Matrix Metalloproteinase 9 Levels Are Increased in Pegfilgrastim and Filgrastim Induced Mobilisation but Do Not Predict Efficiency of Mobilisation

Release of matrix metalloproteinase 9 (MMP-9), neutrophil elastase and cathespin-G from bone marrow stromal cells and granulocytic precursors in response to cytokines and chemotherapy results in degradation of important retention signals such as SDF-1 and V-CAM and promotes egress of progenitor cells from the bone marrow into the peripheral blood. In this study we investigated whether plasma MMP-9 levels could predict efficiency of haemopoietic progenitor cell mobilization

Methods: Plasma MMP-9 levels were assessed at 0, 24 and 48 hours in chemotherapy naïve patients with solid tumours. Patients were randomised to receive a single administration of 6, 12 or 18mg of pegfilgrastim on day 1 or daily administration of filgrastim 10 μg/kg/day from day 1 until day 7. Eight subjects were studied in each group. Each group was balanced in terms of baseline characteristics. Blood samples for peripheral CD34+ cell count and colony assays were collected on the first 7 days and day 9 and 12 post therapy.

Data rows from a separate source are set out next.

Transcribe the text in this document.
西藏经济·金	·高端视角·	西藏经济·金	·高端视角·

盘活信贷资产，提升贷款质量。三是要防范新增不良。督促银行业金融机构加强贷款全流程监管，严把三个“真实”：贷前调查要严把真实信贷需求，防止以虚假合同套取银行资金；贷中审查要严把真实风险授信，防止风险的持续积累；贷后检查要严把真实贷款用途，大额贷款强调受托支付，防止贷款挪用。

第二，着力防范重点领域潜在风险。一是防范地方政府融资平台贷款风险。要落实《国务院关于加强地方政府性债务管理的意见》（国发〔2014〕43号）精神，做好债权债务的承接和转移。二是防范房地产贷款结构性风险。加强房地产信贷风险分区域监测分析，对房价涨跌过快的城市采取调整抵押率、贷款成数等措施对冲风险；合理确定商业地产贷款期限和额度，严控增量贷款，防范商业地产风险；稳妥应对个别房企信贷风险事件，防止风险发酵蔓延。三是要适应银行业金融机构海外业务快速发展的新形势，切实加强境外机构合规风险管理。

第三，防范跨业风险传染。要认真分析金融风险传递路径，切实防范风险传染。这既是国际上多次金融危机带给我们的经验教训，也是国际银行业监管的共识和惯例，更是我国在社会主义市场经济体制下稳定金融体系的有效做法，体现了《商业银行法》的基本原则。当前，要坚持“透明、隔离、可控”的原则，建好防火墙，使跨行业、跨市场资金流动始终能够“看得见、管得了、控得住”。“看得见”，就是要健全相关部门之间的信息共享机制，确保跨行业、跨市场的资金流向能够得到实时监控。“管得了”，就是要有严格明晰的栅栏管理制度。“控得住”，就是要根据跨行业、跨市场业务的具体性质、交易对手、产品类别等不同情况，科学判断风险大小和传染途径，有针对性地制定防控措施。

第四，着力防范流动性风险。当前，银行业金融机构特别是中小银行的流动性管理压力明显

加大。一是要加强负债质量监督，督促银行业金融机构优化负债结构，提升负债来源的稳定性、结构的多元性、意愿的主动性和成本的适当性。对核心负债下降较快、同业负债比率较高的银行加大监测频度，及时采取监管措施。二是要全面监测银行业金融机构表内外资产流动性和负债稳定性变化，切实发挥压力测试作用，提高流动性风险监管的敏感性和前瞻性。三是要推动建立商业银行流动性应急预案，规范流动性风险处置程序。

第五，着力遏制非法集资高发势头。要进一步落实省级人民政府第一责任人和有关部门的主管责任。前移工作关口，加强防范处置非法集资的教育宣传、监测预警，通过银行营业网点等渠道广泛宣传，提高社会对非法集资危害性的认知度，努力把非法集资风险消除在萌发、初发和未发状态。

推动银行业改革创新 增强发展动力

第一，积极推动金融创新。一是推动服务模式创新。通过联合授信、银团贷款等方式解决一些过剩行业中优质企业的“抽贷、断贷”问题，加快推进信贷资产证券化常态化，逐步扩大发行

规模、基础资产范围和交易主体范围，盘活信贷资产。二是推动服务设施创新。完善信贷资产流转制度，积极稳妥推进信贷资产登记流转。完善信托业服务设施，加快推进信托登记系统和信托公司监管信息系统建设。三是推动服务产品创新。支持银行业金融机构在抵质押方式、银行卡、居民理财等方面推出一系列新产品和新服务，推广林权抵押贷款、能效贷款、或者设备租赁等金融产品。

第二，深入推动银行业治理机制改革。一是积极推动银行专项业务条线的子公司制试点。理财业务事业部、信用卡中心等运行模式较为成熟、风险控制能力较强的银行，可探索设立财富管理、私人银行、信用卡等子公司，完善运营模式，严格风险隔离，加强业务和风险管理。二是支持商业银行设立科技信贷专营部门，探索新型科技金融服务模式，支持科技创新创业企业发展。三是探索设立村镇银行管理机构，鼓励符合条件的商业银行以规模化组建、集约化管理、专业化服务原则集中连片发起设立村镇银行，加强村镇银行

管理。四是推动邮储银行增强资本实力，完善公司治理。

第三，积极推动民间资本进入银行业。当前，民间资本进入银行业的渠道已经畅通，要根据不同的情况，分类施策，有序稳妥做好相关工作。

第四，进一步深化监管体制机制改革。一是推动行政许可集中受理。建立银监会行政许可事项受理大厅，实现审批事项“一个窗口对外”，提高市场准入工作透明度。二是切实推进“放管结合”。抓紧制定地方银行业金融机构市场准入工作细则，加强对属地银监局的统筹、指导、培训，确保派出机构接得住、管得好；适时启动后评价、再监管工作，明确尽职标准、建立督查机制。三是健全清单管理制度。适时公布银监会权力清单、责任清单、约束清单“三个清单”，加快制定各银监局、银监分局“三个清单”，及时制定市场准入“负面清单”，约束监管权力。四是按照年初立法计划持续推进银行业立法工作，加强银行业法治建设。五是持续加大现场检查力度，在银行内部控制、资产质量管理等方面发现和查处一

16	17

Results: The most common tumour types were non-small cell lung cancer (n = 15; 47%) and ovarian cancer (n = 9; 28%). In the filgrastim and pegfilgrastim 6mg, 12mg and 18mg groups a significant rise in MMP-9 levels were seen between 0 and 24 hours (380 vs. 2020 ng/ml, p=0.002; 220 vs 1920 ng/ml, p=0.015; 610 vs. 2510 ng/ml, p=0.0002 and 250 vs. 2050 ng/ml, p=0.003, respectively). In all groups, there was no significant increase in plasma MMP-9 levels between 24 and 48 hours. No significant differences in MMP-9 levels were observed between the 4 cytokine groups over 0 to 48 hours. Across all the groups no significant correlation was seen between plasma MMP-9 levels and peak colony forming units (CFU) per millilitre of blood and peak CD34 positive cells per millilitre of blood (r²=0.103, p=0.08; r²=0.09, p=0.1, respectively).

Conclusion: In all cytokine groups, a significant increase in plasma MMP-9 levels occurred between day 1 and 2. No association between MMP-9, levels numbers of peripheral blood CD34 positive cells and CFU levels could be established. Plasma MMP-9 levels were not affected by pegfilgrastim dose. MMP-9 does not appear to be a predictor of mobilization efficiency for filgrastim or pegfilgrastim at doses up to 18mg.